Eleventh hour shakeup for SD&G Official Plan; Rural-Ag landowners could be affected

(Newswatch Group/Bill Kingston, File)

SD&G – If you own agricultural or rural designated land in SD&G, a shock may be coming down the pike from the Ontario government you may not even be told about.

The United Counties spent resources this year updating its Official Plan (OP) – the resource document for all land use in Stormont-Dundas-Glengarry. It held a half dozen public meetings, two official public meetings at council and specialized local meetings with local Federations of Agriculture.

But now, SD&G Manager of Planning, Alison McDonald, told council this morning (Monday) the province had told them during “informal conversations” that is has “significant changes” of its own in store for rural and agricultural land designations in the county.

Adding to the confusion and concern – the province hasn’t provided the county with a list of affected properties, McDonald added.

The formal designation would, in turn, change the zoning of a property. While it wouldn’t affect municipal taxes, it would change whether people can divide or sever their property to create new lots and whether they can build additional homes on the land.

“The ministry is trying to meet their timelines under the Planning Act but, as a result of the length of their review, we’ve been left with only a week to actually review the draft decision. We’ve focused on main objections,” McDonald said.

The designations are the biggest among a half dozen major objections to the Official Plan modifications that have been kicked back to the United Counties from the province. The other major objection is the designated minimum agricultural lot size of 40 hectares (99 acres).

While the lot size wouldn’t affect places like North Dundas where the minimum is 96 acres, it would be problematic for townships like South Stormont where the minimum is 48 acres – about half the size. The type of agricultural operations are different based on areas of SD&G – South Stormont more akin to smaller farms, like goat farming, while North Dundas is larger farms and cash cropping.

The planner said the OP landed on her desk Tuesday morning (Dec. 12) and the Ministry of Municipal Affairs and Housing staff will send the final document to the minister for approval on Dec. 20. “The time is so limited…it’s unbelievable.”

“They (landowners) could appeal it if they knew about it. But the problem we identified is that they will not be notified.
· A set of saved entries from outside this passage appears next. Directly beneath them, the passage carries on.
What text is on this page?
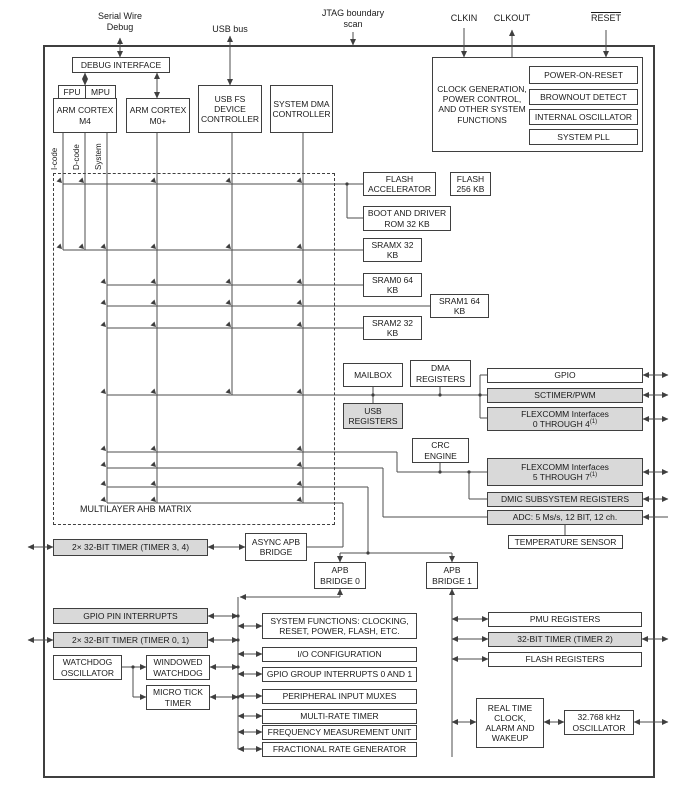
MULTILAYER AHB MATRIX
Serial Wire Debug	USB bus
JTAG boundary scan
CLKIN	CLKOUT	RESET
DEBUG INTERFACE
FPU	MPU
ARM CORTEX M4
ARM CORTEX M0+
USB FS DEVICE CONTROLLER
SYSTEM DMA CONTROLLER
I-code D-code System
CLOCK GENERATION, POWER CONTROL, AND OTHER SYSTEM FUNCTIONS
POWER-ON-RESET
BROWNOUT DETECT
INTERNAL OSCILLATOR
SYSTEM PLL
FLASH ACCELERATOR
FLASH 256 KB
BOOT AND DRIVER ROM 32 KB
SRAMX 32 KB
SRAM0 64 KB
SRAM1 64 KB
SRAM2 32 KB
MAILBOX
DMA REGISTERS
USB REGISTERS
CRC ENGINE
GPIO
SCTIMER/PWM
FLEXCOMM Interfaces
0 THROUGH 4$^{(1)}$
FLEXCOMM Interfaces
5 THROUGH 7$^{(1)}$
DMIC SUBSYSTEM REGISTERS
ADC: 5 Ms/s, 12 BIT, 12 ch.
TEMPERATURE SENSOR
2× 32-BIT TIMER (TIMER 3, 4)
ASYNC APB BRIDGE
APB BRIDGE 0
APB BRIDGE 1
GPIO PIN INTERRUPTS
2× 32-BIT TIMER (TIMER 0, 1)
WATCHDOG OSCILLATOR
WINDOWED WATCHDOG
MICRO TICK TIMER
SYSTEM FUNCTIONS: CLOCKING, RESET, POWER, FLASH, ETC.
I/O CONFIGURATION
GPIO GROUP INTERRUPTS 0 AND 1
PERIPHERAL INPUT MUXES
MULTI-RATE TIMER
FREQUENCY MEASUREMENT UNIT
FRACTIONAL RATE GENERATOR
PMU REGISTERS
32-BIT TIMER (TIMER 2)
FLASH REGISTERS
REAL TIME CLOCK, ALARM AND WAKEUP
32.768 kHz OSCILLATOR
We can’t notify them because we also don’t know who it is. So that’s why we’ve asked the ministry to notify anyone whose properties get changed in designation or zoning and then, if they’re unhappy with that change, they could exercise their right to appeal,” she said.

“It’s crucial that they be notified of it and that’s the piece that’s missing,” McDonald said.

The province is also moving toward closing opportunities for appeals, whether they be from landowners or municipalities.

The county is already pushing back with a formal objection, which is being sent to the Ontario Municipal Affairs and Housing Ministry today (Monday).

The news could spell trouble for places like Myers Road, where a proposed split between rural and agricultural properties was taken out of the Official Plan by the county.

“We’ll get through it,” Coun. Eric Duncan told CNW. “Process always bothers me in terms of an iron fist from an upper level of government. We’ve gone through a public process…so it frustrates me when they pull out a study or don’t do a study and unilaterally rule over that,” Duncan said.

“This defeats the purpose of going through a democratic, open, public process and then at the end somebody having a trump card and playing it. I just don’t think the public gets a confidence from the process being that way. It’s not really fair, frankly,” he said.

“I’m optimistic. Maybe it won’t be as bad but the opportunity for it to be bad is what frustrates me.”

A report for today’s council meeting notes MMAH staff were invited to come to the council meeting. There was nobody there from the ministry.

SD&G has approximately 36,000 acres of agricultural land that were reviewed as part of the plan. The region has far more than that.